Scripture is indeed “God-breathed.” Subsequent translations are prone to error, most certainly. Not the original, though. “God-breathed” means God wrote it. God. A few blokes penciled it down (in the physical sense), but the Words were God’s.
So this is not a question of what is logically provable. This is rather a question of what is logically necessary, given belief in Christ. And Scriptural infallibility is a logical necessity.
Awesome, Nate.
and Awesome, Vick.
Philip, If God is in control as the Bible says, then of course he could arrange the men determining the canon. The men were not deciding the canon based on their own, they were considering the Word of God by the Holy Spirit, so of Course God would lead them to decide the true canon. It was not Augustine of hippo, it was God guiding Augustine and Athanasius to pick the right choice. It was God leading redemptive history.
If Scripture is fallible, God is not in control, because God says it’s infallible so the only way for it to be fallible is for God to not be in control of the events of history to make Canon and the translators not translate the Bible in truth.

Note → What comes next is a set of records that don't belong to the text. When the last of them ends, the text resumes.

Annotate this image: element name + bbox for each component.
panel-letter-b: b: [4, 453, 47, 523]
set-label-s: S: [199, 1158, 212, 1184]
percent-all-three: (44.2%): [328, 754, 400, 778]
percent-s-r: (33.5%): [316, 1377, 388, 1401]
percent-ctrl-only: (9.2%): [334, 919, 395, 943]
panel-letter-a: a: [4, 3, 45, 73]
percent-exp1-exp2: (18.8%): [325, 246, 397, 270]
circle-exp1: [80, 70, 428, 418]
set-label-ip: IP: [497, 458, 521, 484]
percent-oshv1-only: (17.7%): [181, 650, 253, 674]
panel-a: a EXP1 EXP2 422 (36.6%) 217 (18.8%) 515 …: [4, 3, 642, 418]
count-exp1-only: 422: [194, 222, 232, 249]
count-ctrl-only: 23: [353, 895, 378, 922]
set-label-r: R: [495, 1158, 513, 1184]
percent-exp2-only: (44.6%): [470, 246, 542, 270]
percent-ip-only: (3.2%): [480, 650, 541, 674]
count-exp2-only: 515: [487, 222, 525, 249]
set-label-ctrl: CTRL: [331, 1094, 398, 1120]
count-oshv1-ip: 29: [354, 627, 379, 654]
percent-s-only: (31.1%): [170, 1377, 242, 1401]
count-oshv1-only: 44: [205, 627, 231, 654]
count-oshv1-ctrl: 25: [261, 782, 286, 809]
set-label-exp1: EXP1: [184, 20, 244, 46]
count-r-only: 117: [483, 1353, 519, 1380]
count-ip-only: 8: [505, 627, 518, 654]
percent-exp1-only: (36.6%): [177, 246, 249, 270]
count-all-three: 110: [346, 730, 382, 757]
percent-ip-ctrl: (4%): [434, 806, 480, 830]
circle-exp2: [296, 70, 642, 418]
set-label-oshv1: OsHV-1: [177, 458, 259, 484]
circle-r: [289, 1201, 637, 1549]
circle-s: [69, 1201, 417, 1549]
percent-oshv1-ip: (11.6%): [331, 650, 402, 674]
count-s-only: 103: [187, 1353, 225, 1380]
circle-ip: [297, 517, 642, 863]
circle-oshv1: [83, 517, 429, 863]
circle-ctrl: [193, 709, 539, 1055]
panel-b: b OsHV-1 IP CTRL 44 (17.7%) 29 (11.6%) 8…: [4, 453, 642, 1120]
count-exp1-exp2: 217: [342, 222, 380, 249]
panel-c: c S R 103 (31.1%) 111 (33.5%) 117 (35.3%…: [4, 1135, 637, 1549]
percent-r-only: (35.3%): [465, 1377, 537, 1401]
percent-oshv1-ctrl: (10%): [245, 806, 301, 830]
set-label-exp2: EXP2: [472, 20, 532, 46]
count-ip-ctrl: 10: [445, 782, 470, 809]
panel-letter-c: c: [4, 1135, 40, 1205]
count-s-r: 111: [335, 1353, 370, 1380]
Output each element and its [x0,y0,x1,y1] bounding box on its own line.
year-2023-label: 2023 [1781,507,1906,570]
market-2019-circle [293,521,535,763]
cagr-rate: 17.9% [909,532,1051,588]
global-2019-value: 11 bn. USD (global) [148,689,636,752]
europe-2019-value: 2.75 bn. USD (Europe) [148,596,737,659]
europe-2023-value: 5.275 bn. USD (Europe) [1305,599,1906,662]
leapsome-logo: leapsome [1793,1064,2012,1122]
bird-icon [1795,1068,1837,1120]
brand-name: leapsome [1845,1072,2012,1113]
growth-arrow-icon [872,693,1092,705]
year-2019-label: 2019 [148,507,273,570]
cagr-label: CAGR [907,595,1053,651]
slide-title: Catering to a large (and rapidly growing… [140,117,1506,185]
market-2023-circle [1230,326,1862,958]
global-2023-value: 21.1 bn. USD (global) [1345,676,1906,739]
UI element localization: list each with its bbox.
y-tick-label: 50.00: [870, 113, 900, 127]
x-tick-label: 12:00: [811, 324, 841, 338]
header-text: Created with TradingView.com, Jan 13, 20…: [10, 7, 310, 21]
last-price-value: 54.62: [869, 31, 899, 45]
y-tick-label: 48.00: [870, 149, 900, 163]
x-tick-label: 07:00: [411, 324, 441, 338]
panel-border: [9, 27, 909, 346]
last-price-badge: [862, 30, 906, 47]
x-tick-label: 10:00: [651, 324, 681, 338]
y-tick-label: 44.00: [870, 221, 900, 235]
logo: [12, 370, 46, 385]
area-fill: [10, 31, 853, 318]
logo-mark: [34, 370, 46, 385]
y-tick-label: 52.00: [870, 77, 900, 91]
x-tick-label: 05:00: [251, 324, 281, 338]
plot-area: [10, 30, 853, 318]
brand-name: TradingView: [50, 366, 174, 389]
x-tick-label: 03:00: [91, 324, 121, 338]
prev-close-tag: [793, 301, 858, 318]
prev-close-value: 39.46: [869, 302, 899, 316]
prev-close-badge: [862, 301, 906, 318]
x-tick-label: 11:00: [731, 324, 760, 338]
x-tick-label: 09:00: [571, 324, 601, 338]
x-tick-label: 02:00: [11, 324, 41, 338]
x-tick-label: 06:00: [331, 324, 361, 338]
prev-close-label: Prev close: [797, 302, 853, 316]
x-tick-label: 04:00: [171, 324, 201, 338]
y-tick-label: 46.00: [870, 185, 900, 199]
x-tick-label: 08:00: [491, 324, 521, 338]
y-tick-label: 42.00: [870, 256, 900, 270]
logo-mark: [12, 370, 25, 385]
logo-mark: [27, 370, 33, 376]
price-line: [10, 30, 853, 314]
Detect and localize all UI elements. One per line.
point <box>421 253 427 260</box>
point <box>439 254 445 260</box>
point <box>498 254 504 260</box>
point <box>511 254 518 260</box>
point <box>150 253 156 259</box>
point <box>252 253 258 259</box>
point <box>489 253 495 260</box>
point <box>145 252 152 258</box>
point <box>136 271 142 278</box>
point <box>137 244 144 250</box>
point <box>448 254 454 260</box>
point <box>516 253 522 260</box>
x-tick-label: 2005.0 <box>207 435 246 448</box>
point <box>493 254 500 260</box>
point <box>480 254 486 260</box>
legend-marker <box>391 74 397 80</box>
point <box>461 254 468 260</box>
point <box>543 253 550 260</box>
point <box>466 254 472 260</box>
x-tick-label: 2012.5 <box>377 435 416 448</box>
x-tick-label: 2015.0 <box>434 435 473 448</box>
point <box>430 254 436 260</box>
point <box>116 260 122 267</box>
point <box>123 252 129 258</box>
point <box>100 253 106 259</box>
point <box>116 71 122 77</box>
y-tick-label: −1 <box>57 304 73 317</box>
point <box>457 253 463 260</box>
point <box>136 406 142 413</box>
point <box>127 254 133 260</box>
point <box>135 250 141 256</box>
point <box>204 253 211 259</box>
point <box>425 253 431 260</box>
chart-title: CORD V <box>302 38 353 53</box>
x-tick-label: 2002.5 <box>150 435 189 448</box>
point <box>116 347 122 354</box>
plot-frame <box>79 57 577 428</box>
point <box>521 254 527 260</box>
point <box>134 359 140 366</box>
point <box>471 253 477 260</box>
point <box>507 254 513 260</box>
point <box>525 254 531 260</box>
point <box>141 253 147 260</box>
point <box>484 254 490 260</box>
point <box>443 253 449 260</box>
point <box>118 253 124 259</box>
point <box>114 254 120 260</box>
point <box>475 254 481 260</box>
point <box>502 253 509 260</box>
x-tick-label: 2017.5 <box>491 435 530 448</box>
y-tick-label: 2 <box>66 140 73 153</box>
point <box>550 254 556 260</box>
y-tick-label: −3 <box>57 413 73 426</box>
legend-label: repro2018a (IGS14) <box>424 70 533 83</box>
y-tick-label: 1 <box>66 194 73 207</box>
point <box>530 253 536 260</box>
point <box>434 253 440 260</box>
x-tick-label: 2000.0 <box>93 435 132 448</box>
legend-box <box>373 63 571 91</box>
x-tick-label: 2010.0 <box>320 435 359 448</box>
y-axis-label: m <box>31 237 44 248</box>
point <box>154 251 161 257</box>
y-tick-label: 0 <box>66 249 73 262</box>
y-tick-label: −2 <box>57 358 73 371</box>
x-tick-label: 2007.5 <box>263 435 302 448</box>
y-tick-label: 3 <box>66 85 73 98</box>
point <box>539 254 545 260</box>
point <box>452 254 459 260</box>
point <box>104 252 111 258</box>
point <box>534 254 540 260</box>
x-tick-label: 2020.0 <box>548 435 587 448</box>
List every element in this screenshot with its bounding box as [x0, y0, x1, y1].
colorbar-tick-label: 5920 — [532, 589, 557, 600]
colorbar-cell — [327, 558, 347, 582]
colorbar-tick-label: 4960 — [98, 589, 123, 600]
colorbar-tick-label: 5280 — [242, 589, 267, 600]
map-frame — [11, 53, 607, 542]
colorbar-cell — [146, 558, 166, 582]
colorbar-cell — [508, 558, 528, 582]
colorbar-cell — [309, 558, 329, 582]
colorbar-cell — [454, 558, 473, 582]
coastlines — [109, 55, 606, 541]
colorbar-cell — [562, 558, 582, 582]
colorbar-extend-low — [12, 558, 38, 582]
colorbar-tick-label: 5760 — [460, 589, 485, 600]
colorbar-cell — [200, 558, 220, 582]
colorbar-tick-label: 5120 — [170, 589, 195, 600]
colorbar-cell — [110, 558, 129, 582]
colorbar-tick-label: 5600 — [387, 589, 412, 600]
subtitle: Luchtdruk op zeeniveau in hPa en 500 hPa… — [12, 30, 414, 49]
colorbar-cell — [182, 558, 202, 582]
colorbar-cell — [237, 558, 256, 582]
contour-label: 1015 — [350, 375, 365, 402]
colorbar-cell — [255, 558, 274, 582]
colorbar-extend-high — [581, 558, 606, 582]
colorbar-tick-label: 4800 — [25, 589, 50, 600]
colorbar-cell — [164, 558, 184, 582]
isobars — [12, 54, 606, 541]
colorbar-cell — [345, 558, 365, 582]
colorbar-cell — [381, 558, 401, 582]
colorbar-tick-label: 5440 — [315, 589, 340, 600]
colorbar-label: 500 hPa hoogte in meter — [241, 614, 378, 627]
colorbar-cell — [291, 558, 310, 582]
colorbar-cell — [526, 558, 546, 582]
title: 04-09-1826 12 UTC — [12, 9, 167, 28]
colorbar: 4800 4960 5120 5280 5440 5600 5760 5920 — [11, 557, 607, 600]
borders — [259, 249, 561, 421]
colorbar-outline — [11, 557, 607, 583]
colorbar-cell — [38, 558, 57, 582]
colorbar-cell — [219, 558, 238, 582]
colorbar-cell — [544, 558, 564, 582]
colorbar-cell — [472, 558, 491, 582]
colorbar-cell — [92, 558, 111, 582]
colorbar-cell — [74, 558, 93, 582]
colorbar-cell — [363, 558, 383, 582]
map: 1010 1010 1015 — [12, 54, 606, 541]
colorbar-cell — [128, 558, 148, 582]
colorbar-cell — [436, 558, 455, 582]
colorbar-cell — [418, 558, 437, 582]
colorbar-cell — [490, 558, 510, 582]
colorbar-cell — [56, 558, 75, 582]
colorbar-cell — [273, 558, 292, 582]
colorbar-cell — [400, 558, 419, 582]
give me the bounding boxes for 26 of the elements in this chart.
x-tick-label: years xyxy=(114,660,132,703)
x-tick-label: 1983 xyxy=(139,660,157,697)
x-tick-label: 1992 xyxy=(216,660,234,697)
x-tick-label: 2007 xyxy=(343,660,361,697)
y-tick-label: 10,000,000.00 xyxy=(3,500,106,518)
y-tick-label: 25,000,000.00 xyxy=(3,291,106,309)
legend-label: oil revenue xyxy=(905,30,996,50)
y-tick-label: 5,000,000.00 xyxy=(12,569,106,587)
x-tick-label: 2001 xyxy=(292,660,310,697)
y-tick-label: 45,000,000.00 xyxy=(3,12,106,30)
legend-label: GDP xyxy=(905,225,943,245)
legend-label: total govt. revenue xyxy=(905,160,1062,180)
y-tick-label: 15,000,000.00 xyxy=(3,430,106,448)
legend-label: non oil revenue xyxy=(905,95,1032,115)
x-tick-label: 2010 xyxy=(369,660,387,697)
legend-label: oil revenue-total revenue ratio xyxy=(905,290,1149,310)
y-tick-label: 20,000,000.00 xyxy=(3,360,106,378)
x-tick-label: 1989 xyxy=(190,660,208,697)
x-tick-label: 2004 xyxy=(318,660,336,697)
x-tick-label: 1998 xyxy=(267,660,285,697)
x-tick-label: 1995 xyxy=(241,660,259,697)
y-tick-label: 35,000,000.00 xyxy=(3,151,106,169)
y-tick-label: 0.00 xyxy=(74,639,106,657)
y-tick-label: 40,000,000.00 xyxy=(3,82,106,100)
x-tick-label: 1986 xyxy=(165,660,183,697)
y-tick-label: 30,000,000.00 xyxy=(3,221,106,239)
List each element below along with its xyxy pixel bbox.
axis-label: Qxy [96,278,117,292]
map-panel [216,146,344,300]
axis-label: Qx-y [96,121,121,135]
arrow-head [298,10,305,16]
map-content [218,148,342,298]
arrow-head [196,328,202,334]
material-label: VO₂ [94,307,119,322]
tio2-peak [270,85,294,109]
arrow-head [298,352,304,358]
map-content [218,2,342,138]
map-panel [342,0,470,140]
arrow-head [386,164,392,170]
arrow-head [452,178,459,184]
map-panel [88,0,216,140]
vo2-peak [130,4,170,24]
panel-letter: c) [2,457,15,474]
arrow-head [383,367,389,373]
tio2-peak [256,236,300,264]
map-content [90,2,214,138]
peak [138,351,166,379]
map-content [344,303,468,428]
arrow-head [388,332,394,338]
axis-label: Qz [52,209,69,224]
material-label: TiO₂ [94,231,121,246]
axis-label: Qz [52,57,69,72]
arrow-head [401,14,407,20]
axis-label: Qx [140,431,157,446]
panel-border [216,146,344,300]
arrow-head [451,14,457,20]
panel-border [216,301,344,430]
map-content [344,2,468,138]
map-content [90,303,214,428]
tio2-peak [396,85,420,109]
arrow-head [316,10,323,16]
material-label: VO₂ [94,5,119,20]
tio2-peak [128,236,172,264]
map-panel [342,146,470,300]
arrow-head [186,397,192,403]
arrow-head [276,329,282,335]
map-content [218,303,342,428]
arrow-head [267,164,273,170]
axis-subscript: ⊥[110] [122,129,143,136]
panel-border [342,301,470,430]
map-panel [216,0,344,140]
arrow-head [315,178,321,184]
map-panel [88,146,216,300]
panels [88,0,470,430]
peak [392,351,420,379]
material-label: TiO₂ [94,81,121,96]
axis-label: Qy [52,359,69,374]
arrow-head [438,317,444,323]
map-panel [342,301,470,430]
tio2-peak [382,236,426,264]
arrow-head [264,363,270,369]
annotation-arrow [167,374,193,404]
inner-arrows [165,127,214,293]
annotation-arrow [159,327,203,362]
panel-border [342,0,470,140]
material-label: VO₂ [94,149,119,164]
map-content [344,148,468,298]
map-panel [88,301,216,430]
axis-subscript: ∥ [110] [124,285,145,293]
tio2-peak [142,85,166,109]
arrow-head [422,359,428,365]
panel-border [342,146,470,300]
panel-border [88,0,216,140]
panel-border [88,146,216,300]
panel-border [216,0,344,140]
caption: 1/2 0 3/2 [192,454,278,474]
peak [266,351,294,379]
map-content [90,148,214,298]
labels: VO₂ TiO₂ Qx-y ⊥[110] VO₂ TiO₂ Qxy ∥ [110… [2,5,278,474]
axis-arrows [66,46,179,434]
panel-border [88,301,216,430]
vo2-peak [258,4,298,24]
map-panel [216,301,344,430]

Besides, once you start going down that path, where do you draw the line? Homosexuality is ok, because Paul was just writing in reaction the Roman emperors. Women isn’t inferior to man because after all, Moses wasn’t there when man was created and there are two different stories about it and one is more right then the other. Christ wasn’t human because the translators didn’t translate this one passage the way the Greek could be translated.
Yeah. If you say that the scriptures are in fallible, everything comes up to question.
And, basically, I agree with everything Nate and Vick said. Bravi!
Philip, my mom says you’re defining terms differently. I assume she meant fallibility. How do you define it. The same way we seem to be?
Nate — Logically, the evidence of the rightness of something must come from outside it, and I quote Jesus on this point: if a man bears witness about himself, he is not believed. It’s a basic tenet of logic.
Second, yes, I agree the core tenet of Christianity is belief. But if you notice, none of the people whom Christ converted just believed without evidence. First, he showed them a miracle, or explained the ways in which he fulfilled the Messiah-ship. AFTER he did that, they believed. And followed him loyally to the end, believing in whatever he said after that. So really, there has to be some inducement to make that leap of faith.
Thirdly, with all your talk about the final effect of my argument, you have actually sidestepped the whole thing. From what logical evidence are you suggesting that the Scripture could be infallible? Yes, I believe that Scripture is fallible. But when we talk about Thucydides being fallible, we do not really mean we disbelieve him. We sure do believe him.
Fourthly — a quick reminder about what Paul referred to would be appropriate. Scripture may be God-breathed. However, at that time, as you will recall, the New Testament was not considered precisely Scripture. Go figure.
Erin — Yes, he could control the canon’s formation. Could, however, is so different from “Did” that it’s not funny.
Second, who says that God says that it’s infallible? The press? Scripture? If so, I’ve explained already: a man cannot bear witness about itself; Scripture cannot bear witness about itself.
Thirdly, I admit — bad people will use this the way they want, just like bad people already do. That doesn’t prevent good, honest people from puzzling out God’s will for them.
Finally, I define fallibility, briefly, simply as “non inerrancy”, or, “the possibility of erring”.